Is the Philippine ready for a federal form of government?
Discussions on federalism have not been fully reported in mainstream media. If there were, the public’s knowledge about it has been limited to pushing for its establishment as a new system of government vis-à-vis constitutional change. This seminar aims to examine the characteristics of a federal form of government: the allocation of authority and power between national and state governments for example. It shall explore the historical underpinnings and normative theories of federalism, evaluate federalism doctrines from other countries, and consider the role of federalism in contemporary political/social issues.

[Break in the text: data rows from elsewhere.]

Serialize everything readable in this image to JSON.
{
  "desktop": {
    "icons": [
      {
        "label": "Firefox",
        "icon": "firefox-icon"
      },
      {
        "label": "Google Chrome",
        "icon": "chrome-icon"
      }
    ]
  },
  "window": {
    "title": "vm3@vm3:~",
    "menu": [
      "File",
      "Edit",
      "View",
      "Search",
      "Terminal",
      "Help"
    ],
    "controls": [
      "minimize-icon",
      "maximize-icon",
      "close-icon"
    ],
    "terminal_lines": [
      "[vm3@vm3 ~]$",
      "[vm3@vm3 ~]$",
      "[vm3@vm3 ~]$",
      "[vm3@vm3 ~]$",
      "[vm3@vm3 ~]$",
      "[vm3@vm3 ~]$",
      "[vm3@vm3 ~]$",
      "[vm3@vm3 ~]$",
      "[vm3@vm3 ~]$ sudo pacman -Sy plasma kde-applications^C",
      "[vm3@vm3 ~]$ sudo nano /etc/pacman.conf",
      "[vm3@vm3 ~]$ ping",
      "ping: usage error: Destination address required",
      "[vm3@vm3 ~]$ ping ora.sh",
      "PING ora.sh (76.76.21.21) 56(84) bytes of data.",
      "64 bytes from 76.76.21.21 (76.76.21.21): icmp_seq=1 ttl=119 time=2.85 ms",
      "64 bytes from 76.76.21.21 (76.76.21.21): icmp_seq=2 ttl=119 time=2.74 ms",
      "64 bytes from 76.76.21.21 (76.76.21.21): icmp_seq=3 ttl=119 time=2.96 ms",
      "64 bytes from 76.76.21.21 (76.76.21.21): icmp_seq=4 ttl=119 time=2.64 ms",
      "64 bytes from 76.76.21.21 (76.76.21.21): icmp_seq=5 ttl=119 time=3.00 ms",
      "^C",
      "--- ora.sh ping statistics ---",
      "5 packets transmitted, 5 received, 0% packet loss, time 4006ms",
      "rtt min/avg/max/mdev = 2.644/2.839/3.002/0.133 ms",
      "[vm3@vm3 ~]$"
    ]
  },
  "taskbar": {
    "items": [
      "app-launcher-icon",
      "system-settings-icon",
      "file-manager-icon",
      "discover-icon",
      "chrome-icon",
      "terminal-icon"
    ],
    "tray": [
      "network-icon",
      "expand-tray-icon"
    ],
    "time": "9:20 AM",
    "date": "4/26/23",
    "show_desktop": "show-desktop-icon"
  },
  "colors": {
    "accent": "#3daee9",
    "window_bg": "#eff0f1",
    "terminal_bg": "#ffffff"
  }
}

Not so much as it’s being a controversial topic but taking a hard look at its value in terms of good governance in the context of democracy. In so doing, answer some questions such as: What is the value of a federal system? Are federated regions or states in this case even necessary to securing the benefits attributed to a federal structure? What is the scope of federal power? To what extent should this original understanding inform judicial decision making today, given changes in our country (and in the international arena)? Who should be primarily responsible for safeguarding federalism? What is the relationship between federalism and individual rights? What role does federalism play in contemporary debates on issues such as (but not limited to) peace process, Bangsamoro, health care, exploitation of natural resources, and taxation?
Though the focus of the seminar is on federalism against the backdrop of charter change, media practitioners hopefully shall consider federalism in an informative (beyond pros and cons) context to broaden the discourse and enlighten the public of its intricacies.